As steward of a vast collection that represents British Columbia’s heritage, the Royal British Columbia Museum and Archives shares the stories of BC’s cultural and environmental history with residents of the province and the world. While only about 2% of the collection is on display or on loan to other institutions at any given time, increased digitization allows us to share our collection with a wider audience. The largest identifiable ethnic collection, that of Chinese Canadians, exemplifies British Columbia’s role as the gateway between the Asia Pacific and North America, and as the home to many Chinese. The Chinese Legacy Initiatives1 have provided a precious opportunity for the Royal BC Museum to share part of its collections in order to advance social and educational purposes.
As the curator of BC intercultural and multicultural history for the Royal BC Museum, part of my work is to research the artifacts in our collections, to discover the stories behind them and to show how these stories connect to our history within the provincial, national and global context. Objects, as scholars in material culture point out, help people “to know, understand, and situate [them]selves within the world, both externally and internally.”2 Connecting the objects to lived experiences and linking them with archival images and documents renders them historically and culturally meaningful, helping people to understand the past and connect it to the present.
Among many projects, the Royal BC Museum has worked on considering the significance and context of archival material and artifacts, cataloguing them, arranging for their conservation, and selecting items for digitization in order to assist with the Open School BC3 curriculum development on Chinese Canadian history and the museum’s educational programs.
For example, immigrants from Asia Pacific who came to Canada between 1909 and 1923 had to pass through the Federal Immigration Detention Hospital in Victoria. Chinese detainees expressed themselves through carving and writing poems on the plaster walls. When the building was demolished in 1977, only three wall pieces were salvaged and transferred to the Royal BC Museum where they provide rare first-hand accounts of, and by, newly arrived Chinese immigrants.
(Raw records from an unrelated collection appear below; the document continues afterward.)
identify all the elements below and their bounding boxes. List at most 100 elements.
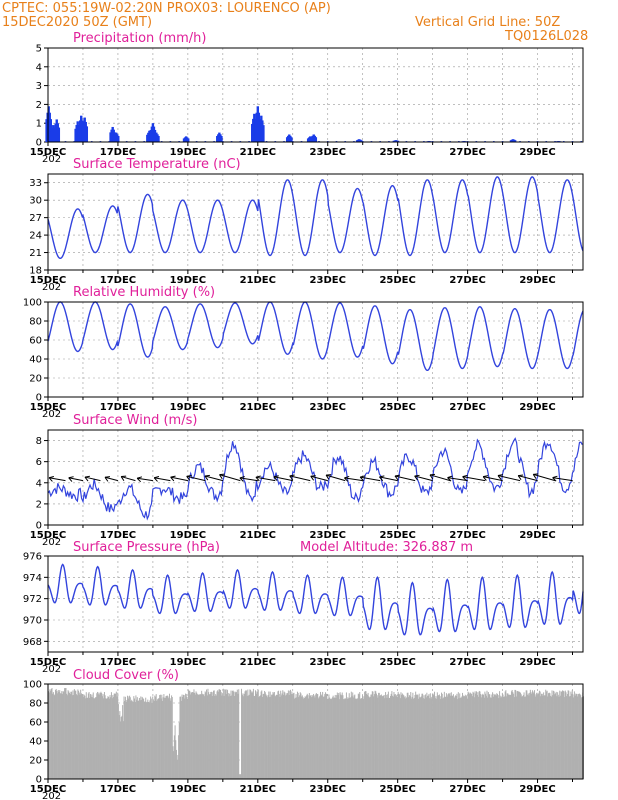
cloud-bar [314,697,316,779]
cloud-bar [171,695,173,779]
x-tick-label: 29DEC [519,147,555,158]
cloud-bar [368,696,370,779]
cloud-bar [138,700,140,779]
cloud-bar [508,694,510,779]
cloud-bar [427,695,429,779]
wind-arrow-head [170,475,176,482]
cloud-bar [257,689,259,779]
cloud-bar [344,698,346,779]
cloud-bar [442,698,444,779]
cloud-bar [89,697,91,779]
panel-border [47,301,584,398]
cloud-bar [258,697,260,779]
y-tick-label: 60 [29,718,42,729]
y-tick-label: 3 [36,81,42,92]
cloud-bar [322,691,324,779]
cloud-bar [466,698,468,779]
cloud-bar [289,690,291,779]
cloud-bar [548,692,550,779]
cloud-bar [122,721,124,779]
y-tick-label: 0 [36,521,42,532]
precip-bar [290,137,293,142]
cloud-bar [268,691,270,779]
cloud-bar [463,696,465,779]
panel-precip: 0 1 2 3 4 5 15DEC 17DEC 19DEC 21DEC 23DEC 25DEC 27DE… [30,44,584,165]
cloud-bar [358,694,360,779]
x-tick-label: 27DEC [449,402,485,413]
cloud-bar [192,692,194,779]
cloud-bar [200,694,202,779]
cloud-bar [301,696,303,779]
cloud-bar [377,697,379,779]
cloud-bar [88,692,90,779]
cloud-bar [162,697,164,779]
cloud-bar [61,694,63,779]
y-tick-label: 976 [23,552,42,563]
cloud-bar [299,692,301,779]
cloud-bar [485,695,487,779]
cloud-bar [299,695,301,779]
cloud-bar [385,694,387,779]
cloud-bar [416,694,418,779]
cloud-bar [265,694,267,779]
cloud-bar [412,692,414,779]
cloud-bar [455,695,457,779]
cloud-bar [361,698,363,779]
cloud-bar [490,697,492,779]
cloud-bar [134,702,136,779]
cloud-bar [554,694,556,779]
cloud-bar [536,692,538,779]
cloud-bar [398,693,400,779]
cloud-bar [136,697,138,779]
cloud-bar [193,689,195,779]
cloud-bar [450,695,452,779]
cloud-bar [139,700,141,779]
cloud-bar [386,697,388,779]
cloud-bar [287,690,289,779]
cloud-bar [464,696,466,779]
cloud-bar [167,696,169,779]
cloud-bar [529,689,531,779]
cloud-bar [350,691,352,779]
cloud-bar [443,697,445,779]
cloud-bar [196,692,198,779]
cloud-bar [341,692,343,779]
cloud-bar [396,694,398,779]
cloud-bar [362,695,364,779]
cloud-bar [373,696,375,779]
cloud-bar [152,699,154,779]
cloud-bar [169,698,171,779]
cloud-bar [149,700,151,779]
cloud-bar [141,699,143,779]
wind-arrow [219,474,241,482]
cloud-bar [234,691,236,779]
cloud-bar [520,694,522,779]
wind-arrow-head [414,474,420,481]
y-tick-label: 6 [36,457,42,468]
cloud-bar [552,690,554,779]
cloud-bar [492,692,494,779]
cloud-bar [375,691,377,779]
cloud-bar [397,691,399,779]
cloud-bar [319,695,321,779]
cloud-bar [362,698,364,779]
cloud-bar [568,690,570,779]
cloud-bar [555,691,557,779]
cloud-bar [481,694,483,779]
cloud-bar [236,689,238,779]
x-tick-label: 23DEC [310,530,346,541]
cloud-bar [566,693,568,779]
x-tick-label: 17DEC [100,275,136,286]
cloud-bar [437,695,439,779]
cloud-bar [502,694,504,779]
cloud-bar [296,697,298,779]
cloud-bar [540,696,542,779]
cloud-bar [201,693,203,779]
panel-border [47,683,584,780]
cloud-bar [527,694,529,779]
cloud-bar [85,698,87,779]
cloud-bar [456,693,458,779]
cloud-bar [482,694,484,779]
cloud-bar [420,696,422,779]
precip-bar [85,126,89,142]
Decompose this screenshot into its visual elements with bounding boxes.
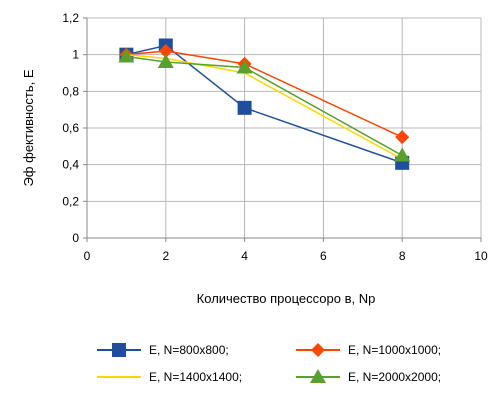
x-axis-title: Количество процессоро в, Np	[197, 291, 376, 306]
y-tick-label: 0,8	[62, 84, 79, 98]
legend-item: E, N=2000x2000;	[296, 369, 441, 384]
legend-item: E, N=1400x1400;	[97, 370, 242, 384]
y-tick-labels: 0 0,2 0,4 0,6 0,8 1 1,2	[62, 11, 79, 245]
data-point	[157, 54, 174, 68]
y-tick-label: 0	[72, 231, 79, 245]
y-tick-label: 1,2	[62, 11, 79, 25]
axes	[83, 17, 482, 242]
x-tick-label: 2	[162, 249, 169, 263]
y-tick-label: 0,6	[62, 121, 79, 135]
legend: E, N=800x800; E, N=1000x1000; E, N=1400x14…	[97, 343, 441, 384]
data-point	[237, 100, 252, 115]
legend-label: E, N=1400x1400;	[149, 370, 242, 384]
data-point	[158, 44, 173, 58]
x-tick-labels: 0 2 4 6 8 10	[84, 249, 488, 263]
data-point	[394, 147, 411, 162]
legend-label: E, N=1000x1000;	[348, 343, 441, 357]
y-tick-label: 0,4	[62, 158, 79, 172]
x-tick-label: 6	[320, 249, 327, 263]
series-line	[126, 50, 403, 138]
series-line	[126, 53, 403, 160]
data-point	[236, 59, 253, 74]
y-tick-label: 1	[72, 48, 79, 62]
legend-item: E, N=800x800;	[97, 343, 229, 357]
y-tick-label: 0,2	[62, 194, 79, 208]
legend-marker	[310, 369, 326, 383]
series-3	[126, 53, 403, 160]
x-tick-label: 0	[84, 249, 91, 263]
y-axis-title: Эф фективность, E	[21, 69, 36, 186]
legend-marker	[112, 343, 126, 357]
legend-marker	[311, 343, 325, 357]
series-line	[126, 44, 403, 164]
x-tick-label: 8	[399, 249, 406, 263]
data-point	[395, 130, 410, 145]
legend-item: E, N=1000x1000;	[296, 343, 441, 357]
legend-label: E, N=800x800;	[149, 343, 229, 357]
series-4	[118, 48, 411, 162]
series-group	[118, 38, 411, 170]
legend-label: E, N=2000x2000;	[348, 370, 441, 384]
x-tick-label: 10	[474, 249, 488, 263]
series-line	[126, 55, 403, 157]
x-tick-label: 4	[241, 249, 248, 263]
data-point	[118, 48, 135, 63]
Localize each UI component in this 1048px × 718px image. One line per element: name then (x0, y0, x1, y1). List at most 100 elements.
The poems are an integral part of the shared literary, cultural and historic legacy of the Asia Pacific region, which has global resonance. Through the Chinese Legacy Initiatives, artifacts such as these wall pieces are shared widely and studied through Royal BC Museum online and on-site learning programs. This allows these artifacts, with BC provenance, to be shared with the world, illustrating a little known aspect of the trans-Pacific migration experience that shaped British Columbia, Canada and the Asia Pacific region.